If you have not done so already, ensure that the variety of plants are tollerent to the creasoate in the ties (even 40 year old ties have some that can leach). Thats one reason I went with brick. Also if you are thinking of cutting them yourself, use caution because you never know what may have been driven into a tie at some point in it's carreer.

The contractor here when pickiing up the used ties did not seperate the ties from the curved portion from the ones under the switches and crossings.

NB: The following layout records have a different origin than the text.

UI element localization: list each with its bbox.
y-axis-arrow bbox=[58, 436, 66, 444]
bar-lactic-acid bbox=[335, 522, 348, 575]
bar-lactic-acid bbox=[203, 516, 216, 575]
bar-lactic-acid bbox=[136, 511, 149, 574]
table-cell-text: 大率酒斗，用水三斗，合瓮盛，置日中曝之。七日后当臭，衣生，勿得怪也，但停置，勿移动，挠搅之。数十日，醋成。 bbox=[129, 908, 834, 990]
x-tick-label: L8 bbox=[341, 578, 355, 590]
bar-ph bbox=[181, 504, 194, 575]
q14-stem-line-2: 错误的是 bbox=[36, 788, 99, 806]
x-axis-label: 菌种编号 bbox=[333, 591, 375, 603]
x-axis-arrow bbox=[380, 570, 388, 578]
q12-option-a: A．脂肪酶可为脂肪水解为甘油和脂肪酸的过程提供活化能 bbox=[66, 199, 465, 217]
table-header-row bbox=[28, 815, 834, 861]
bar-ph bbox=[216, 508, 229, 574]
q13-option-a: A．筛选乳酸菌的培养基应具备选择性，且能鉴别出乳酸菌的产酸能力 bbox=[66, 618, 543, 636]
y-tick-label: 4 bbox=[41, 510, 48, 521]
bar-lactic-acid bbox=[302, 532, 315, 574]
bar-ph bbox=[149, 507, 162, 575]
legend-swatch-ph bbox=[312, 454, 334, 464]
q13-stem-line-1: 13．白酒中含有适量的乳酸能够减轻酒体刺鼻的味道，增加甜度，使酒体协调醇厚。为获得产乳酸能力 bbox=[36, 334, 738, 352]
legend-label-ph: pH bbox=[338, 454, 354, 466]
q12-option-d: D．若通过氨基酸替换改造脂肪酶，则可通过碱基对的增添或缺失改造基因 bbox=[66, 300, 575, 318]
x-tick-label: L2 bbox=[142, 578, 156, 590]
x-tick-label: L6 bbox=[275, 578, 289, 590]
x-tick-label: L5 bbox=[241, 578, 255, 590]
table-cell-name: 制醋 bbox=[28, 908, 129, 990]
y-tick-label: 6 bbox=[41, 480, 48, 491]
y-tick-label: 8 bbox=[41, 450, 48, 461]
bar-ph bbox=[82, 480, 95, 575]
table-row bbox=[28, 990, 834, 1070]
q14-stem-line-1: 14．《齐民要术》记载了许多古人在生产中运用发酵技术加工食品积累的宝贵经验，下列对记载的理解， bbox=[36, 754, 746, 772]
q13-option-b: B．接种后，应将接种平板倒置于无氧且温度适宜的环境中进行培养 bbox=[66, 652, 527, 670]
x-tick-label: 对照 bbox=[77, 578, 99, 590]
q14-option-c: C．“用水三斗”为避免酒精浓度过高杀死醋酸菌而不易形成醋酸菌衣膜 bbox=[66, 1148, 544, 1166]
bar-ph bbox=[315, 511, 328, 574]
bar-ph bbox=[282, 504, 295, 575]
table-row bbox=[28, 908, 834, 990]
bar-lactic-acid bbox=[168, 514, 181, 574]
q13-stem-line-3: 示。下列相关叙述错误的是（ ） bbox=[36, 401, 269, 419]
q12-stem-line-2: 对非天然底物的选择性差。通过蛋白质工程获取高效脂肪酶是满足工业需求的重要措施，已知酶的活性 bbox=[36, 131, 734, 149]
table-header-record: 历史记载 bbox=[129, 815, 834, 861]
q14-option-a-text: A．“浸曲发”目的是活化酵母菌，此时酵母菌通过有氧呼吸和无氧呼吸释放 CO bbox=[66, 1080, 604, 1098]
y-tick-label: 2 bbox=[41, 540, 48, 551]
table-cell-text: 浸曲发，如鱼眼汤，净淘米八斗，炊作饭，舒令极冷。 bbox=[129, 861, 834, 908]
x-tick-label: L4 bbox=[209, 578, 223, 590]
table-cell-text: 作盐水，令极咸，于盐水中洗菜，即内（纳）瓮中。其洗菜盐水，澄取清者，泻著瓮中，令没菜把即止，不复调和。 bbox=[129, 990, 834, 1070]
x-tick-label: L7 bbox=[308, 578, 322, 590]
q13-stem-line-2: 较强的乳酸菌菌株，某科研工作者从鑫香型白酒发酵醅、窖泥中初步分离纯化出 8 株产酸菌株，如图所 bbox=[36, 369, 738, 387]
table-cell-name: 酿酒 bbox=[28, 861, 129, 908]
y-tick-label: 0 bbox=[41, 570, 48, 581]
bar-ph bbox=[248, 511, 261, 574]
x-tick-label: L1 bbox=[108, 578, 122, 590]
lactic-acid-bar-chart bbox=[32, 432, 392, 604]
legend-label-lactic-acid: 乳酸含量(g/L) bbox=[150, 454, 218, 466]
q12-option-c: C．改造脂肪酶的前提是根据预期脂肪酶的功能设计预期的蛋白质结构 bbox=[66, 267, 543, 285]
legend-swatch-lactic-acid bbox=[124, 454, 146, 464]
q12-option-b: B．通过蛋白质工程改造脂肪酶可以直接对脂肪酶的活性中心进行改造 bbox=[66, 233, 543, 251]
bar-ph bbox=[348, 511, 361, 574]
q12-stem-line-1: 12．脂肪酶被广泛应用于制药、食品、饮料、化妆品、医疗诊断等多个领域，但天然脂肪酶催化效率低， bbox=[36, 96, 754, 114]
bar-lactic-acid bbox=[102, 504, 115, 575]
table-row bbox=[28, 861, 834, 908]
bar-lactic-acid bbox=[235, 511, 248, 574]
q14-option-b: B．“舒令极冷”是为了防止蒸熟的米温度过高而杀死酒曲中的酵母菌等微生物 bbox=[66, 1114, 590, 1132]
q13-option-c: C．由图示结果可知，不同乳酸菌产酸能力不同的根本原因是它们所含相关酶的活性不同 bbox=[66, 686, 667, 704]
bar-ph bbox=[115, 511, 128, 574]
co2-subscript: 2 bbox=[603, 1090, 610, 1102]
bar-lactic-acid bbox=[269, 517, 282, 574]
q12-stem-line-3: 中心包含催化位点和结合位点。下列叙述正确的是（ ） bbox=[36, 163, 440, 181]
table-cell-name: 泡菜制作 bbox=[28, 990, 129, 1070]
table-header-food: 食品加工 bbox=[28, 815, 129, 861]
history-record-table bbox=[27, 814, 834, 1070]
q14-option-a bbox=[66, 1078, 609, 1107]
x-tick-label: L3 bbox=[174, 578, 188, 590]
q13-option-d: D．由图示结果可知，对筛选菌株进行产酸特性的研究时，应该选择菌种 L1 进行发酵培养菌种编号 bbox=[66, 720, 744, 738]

Now a days, a device called a "gooper" is used to plug old spike holes in ties with an epoxy material, and it actually provides a better place to drive a spike.


RRKen



Date: 10/15/01 09:20
RE: Some railroad tie (sleeper) questions.
Author: RS32

Mainline crossties are usually 7"x9" x 8'6", while industrial & light use siding ties are 6"x8" x 8'6".

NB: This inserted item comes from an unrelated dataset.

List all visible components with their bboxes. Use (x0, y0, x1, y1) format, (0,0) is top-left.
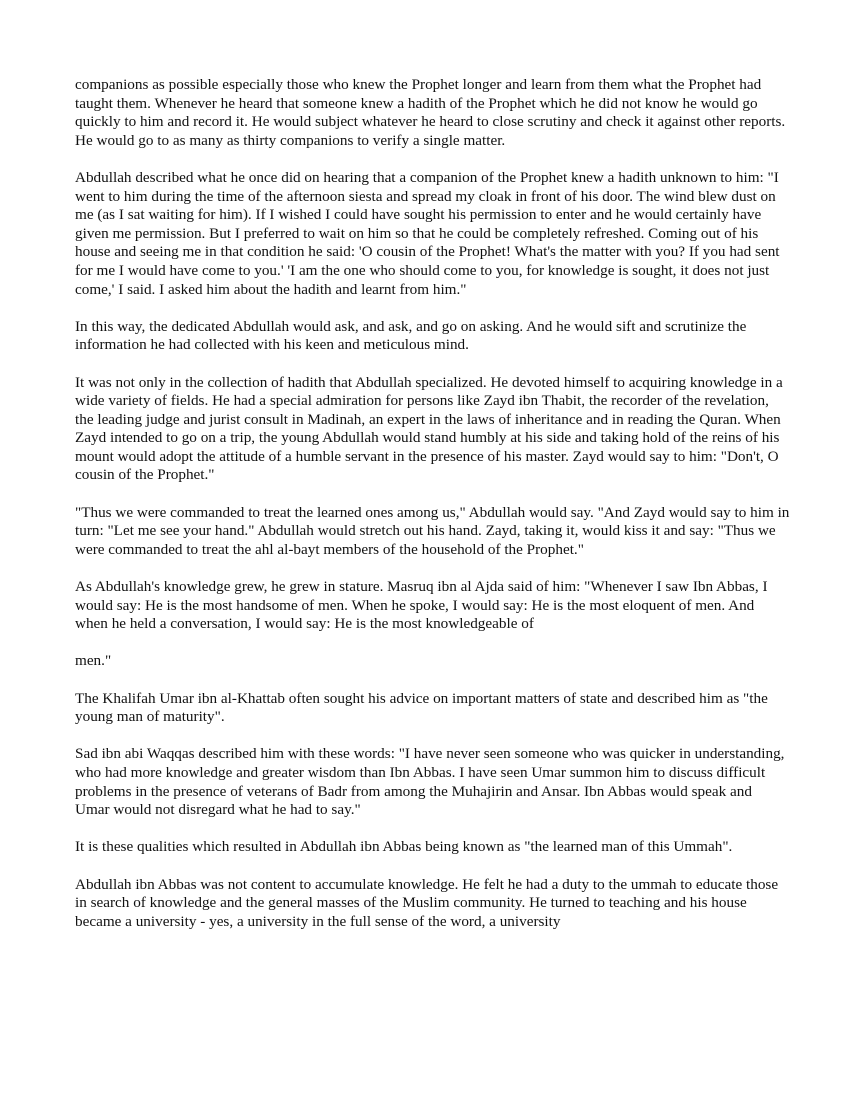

Depending on where you live, and how much of the year is dry and/or freezing, you can expect around 20-40 years for a new creosoted tie in landscaping service.



Date: 10/15/01 09:24
RE: Some railroad tie (sleeper) questions.
Author: VunderBob

jollymon wrote:
>
> I can't think of a better place to ask these questions: What
> are the dimensions of a standard railroad tie? How long is a
> railroad tie meant to last?
>
> I kinda need to know these things for a landscaping project...
>
> Thanx loads...
> Jollymon

If you need to cut very many of them (more than 1-2), get ahold of a commercial grade high horsepower chain saw, and have a chain sharpener handy. Ties are as hard on a saw as raw locust wood.

VunderBob



Date: 10/15/01 09:42
RE: Some railroad tie (sleeper) questions.
Author: cr-engineer1

I don't know why you would want to us railroad ties to landscape with. Hang aroung some ties that have been in the sun for a while. Even older ones start to smell of creosote. It is nasty. Then there is the problem with the creosote bleeding out. There are plenty of pressure treated/Wolmanized wood ties available for landscaping. They look better, you can paint or stain them. You can cut them and not worry about black tar seeping out or metal in them. Their surface is much smoother. Don't try to cut a fat hog in the ass by buying used railroad ties. The smell alone won't be worth it.



Date: 10/15/01 13:06
RE: Some railroad tie (sleeper) questions.
Author: ge13031

Some of us folks like the smell of creosote ! Never use new RR ties for landscaping ... they will ooze creosote and skin contact leaves a nice burn. Creosote is a very toxic material ... plant and people killer. The EPA lists RR ties as toxic waste until they are 25 years old, after that bleed is minimal. Also remember that tie life is based on proper ballasting which lets the tie dry out. If you keep them moist in a landscaping environment they won't last as long.



Date: 10/17/01 05:49
RE: Some railroad tie (sleeper) questions.
Author: flyboy

Moisture is the one big problem I would be concerned with also. When using ties to retain a berm it can soak the backside of the ties My neighbor used them and did not get but about 5 years out of them. Spend the money on a interlocking block system that is designed for this use. Unless you're you are moving in a couple of years and then they will be someone elses problem. But consider that a block system will enhance the resale value.